全長約30キロに及ぶ超大型加速器「国際リニアコライダー(ILC)」を岩手県南部の北上山地に誘致しようと、岩手、宮城両県は20日、栗原市で「岩手・宮城県際ILC計画セミナー」を開く。ILC関連で両県が主催するセミナーは初めて。岩手県の大平尚・首席ILC推進監らがILCの役割や波及効果などについて講演する。

ILCは地下トンネルに設置する直線型加速器。電子と陽電子を衝突させ、噴出する未知の粒子を観測する。国際プロジェクトで世界に1カ所建設される予定。

建設から30年間の経済効果は約4兆3000億円、約25万人の雇用創出が見込まれる一方、世界中から集まる研究者やその家族ら約1万人の受け入れ体制整備が必要になる。北上山地に誘致する場合、都市インフラの整った仙台市を含む宮城県との連携が不可欠だ。

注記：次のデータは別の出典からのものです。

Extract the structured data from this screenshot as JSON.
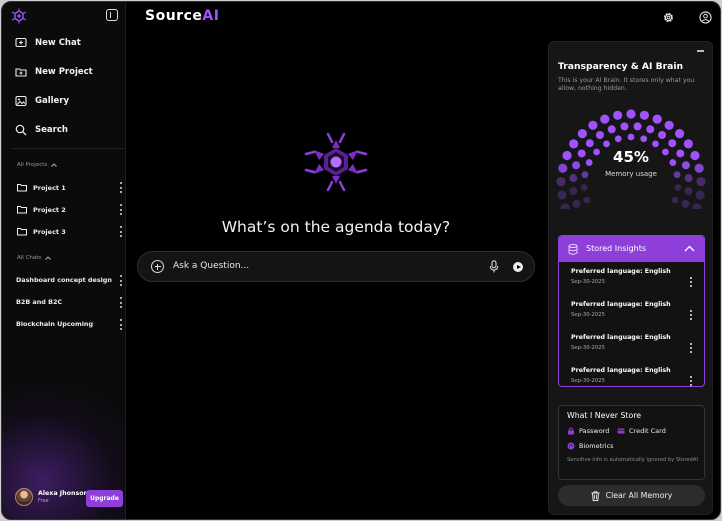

セミナーで講師を務める大平氏は「宮城県北部は研究者らの受け入れ先として、新たな住宅投資などの波及効果が予想される。ILCへの理解を深めてもらい、誘致の機運を盛り上げたい」と話している。

セミナーは20日午後1時半から栗原市のエポカ21で。定員約100人。参加希望者は15日までに申し込む。入場無料。連絡先は岩手県県南広域振興局経営企画部0197(22)2812。